Glad it was useful:)
I like the articles written by both of you. What about S-Reits? Do you think the investors are in a pickle now? Thanks.
Hi SS,
Thanks for dropping by. I believe some S-REITs may face tenant defaults and non-renewals. This could lead to cash flow issues and inability to pay off their interest costs.
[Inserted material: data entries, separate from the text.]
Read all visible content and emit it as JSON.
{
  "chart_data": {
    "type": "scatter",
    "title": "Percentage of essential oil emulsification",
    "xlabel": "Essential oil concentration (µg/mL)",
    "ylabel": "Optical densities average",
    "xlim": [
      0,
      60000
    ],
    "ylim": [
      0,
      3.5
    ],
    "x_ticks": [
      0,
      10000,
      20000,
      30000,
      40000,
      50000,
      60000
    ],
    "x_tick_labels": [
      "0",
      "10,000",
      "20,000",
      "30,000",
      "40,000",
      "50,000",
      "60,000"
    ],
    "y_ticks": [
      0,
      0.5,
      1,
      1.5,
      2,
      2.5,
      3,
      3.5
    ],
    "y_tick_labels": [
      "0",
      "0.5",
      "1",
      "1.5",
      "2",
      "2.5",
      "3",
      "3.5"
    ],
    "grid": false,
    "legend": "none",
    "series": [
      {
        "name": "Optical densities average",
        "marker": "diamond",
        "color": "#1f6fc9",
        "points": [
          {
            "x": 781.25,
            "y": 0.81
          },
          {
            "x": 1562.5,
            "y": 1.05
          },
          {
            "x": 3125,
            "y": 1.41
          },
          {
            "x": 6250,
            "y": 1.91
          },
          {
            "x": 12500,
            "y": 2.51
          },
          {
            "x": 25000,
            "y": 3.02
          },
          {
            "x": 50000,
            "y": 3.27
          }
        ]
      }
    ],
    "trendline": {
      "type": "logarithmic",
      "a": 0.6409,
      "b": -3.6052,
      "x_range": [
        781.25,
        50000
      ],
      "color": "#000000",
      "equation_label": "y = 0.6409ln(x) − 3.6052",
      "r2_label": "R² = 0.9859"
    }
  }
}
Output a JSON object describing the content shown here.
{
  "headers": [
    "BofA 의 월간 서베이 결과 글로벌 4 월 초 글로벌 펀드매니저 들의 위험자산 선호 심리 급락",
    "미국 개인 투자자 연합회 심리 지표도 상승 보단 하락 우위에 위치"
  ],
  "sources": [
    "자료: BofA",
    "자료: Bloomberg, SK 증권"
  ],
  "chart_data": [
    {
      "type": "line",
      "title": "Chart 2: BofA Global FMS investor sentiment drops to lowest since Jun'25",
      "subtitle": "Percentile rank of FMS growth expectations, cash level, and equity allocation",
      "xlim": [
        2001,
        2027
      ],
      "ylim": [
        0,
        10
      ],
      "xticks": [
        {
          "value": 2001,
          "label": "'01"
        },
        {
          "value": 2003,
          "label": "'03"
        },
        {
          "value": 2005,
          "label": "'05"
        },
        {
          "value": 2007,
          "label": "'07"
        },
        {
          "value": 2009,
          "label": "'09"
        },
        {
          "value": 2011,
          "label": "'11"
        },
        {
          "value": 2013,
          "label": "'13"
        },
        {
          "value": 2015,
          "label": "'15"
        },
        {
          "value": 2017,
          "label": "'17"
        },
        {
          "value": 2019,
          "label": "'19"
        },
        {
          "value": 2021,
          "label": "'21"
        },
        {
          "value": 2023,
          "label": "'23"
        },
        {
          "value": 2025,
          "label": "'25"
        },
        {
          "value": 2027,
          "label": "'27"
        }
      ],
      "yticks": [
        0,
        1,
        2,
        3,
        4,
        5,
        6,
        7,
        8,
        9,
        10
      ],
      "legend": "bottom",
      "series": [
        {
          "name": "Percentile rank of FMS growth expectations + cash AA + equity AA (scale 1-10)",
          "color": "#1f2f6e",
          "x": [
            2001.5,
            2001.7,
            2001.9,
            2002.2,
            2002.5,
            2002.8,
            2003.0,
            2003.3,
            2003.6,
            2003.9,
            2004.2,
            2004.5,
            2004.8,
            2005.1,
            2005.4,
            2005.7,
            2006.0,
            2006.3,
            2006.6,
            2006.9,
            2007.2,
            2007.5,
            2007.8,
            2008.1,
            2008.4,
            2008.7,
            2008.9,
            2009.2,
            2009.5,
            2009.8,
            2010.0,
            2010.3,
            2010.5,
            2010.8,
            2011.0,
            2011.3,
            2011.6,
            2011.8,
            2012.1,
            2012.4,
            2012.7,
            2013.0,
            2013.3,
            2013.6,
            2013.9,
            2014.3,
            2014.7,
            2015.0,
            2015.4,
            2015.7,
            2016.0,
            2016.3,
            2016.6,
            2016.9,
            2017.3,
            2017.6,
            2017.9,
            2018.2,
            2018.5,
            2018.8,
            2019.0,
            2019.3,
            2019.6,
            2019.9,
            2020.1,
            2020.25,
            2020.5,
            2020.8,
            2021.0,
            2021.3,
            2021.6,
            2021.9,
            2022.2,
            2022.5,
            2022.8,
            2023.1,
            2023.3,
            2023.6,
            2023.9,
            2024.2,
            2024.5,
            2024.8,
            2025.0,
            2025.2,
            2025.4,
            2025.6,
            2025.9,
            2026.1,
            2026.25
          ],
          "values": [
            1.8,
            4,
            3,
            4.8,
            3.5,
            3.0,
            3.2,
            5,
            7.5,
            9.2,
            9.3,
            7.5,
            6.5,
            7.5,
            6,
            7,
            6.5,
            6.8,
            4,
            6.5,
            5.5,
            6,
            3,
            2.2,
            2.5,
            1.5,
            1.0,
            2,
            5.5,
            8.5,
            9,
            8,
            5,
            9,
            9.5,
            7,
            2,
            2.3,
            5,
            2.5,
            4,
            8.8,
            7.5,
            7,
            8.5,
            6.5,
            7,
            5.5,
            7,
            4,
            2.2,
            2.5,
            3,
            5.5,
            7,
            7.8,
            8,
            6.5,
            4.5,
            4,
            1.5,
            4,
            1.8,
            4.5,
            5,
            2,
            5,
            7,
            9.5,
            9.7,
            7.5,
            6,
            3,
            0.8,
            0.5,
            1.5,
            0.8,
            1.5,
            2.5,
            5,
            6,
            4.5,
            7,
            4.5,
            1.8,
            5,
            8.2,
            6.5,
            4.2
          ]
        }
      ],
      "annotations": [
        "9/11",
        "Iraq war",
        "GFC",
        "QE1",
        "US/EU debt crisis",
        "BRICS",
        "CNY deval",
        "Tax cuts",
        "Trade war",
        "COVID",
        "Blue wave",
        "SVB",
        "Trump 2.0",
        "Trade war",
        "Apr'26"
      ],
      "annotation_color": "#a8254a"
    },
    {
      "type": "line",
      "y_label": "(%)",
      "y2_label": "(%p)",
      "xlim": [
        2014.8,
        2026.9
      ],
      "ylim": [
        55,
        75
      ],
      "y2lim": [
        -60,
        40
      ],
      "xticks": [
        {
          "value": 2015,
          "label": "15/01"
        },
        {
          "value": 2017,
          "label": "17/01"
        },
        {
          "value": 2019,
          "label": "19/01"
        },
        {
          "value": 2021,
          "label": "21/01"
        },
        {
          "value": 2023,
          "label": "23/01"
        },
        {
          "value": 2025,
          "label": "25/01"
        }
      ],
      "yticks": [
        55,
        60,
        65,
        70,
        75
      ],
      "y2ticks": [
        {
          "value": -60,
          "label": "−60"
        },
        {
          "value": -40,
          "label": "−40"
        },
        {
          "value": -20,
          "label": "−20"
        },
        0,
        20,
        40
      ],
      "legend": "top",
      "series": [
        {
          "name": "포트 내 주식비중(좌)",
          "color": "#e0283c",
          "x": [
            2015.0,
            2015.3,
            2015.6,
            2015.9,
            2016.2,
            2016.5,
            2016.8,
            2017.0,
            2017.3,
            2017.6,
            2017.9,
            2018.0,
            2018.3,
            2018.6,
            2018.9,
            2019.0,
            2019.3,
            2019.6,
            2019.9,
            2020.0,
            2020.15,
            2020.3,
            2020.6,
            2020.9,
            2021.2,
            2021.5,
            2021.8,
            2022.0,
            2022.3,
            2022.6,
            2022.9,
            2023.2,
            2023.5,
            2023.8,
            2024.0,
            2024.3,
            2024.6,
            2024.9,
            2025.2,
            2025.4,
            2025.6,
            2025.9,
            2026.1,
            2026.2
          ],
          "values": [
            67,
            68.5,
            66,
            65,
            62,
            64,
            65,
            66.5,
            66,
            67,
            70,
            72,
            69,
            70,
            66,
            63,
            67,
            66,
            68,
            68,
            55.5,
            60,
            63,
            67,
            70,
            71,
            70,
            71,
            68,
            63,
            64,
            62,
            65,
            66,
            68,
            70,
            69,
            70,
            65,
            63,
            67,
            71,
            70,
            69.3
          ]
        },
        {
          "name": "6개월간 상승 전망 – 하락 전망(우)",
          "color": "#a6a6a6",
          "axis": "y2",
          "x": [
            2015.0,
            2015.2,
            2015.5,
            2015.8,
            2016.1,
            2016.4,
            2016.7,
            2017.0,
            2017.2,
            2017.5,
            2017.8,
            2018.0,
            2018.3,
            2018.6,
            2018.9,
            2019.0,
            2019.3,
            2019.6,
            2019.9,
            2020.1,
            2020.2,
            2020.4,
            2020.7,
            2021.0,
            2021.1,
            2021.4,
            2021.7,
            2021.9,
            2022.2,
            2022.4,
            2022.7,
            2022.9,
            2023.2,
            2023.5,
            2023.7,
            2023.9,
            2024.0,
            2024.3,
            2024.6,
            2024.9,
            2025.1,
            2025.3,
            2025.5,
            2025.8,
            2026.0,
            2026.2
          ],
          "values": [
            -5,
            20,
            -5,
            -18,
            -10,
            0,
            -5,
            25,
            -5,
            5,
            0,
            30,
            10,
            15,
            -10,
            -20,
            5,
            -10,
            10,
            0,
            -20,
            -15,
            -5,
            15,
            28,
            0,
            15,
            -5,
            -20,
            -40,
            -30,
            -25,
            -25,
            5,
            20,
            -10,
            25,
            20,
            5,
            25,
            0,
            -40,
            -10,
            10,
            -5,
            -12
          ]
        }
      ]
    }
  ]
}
I wrote an article about S-REITs a couple of weeks ago. Here is the link: https://www.thegoodinvestors.sg/which-s-reit-could-face-a-cashflow-problem/
Hi Jeremy, thanks for the insights about this. Curious if you did a stock screen to catch such companies. I’m sure putting a high debt-to-equity ratio and low current ratio could probably pick these up. How (or what ratio) would you pick up companies with high fixed expenses?
My pleasure, Andy! Yes, I did a stock screen to find companies with high debt-to-equity ratios and then filtered out those with high fixed expenses manually. Unfortunately, I used SGX’s stock screener and it doesn’t have any filter for fixed expenses, so had to do it manually.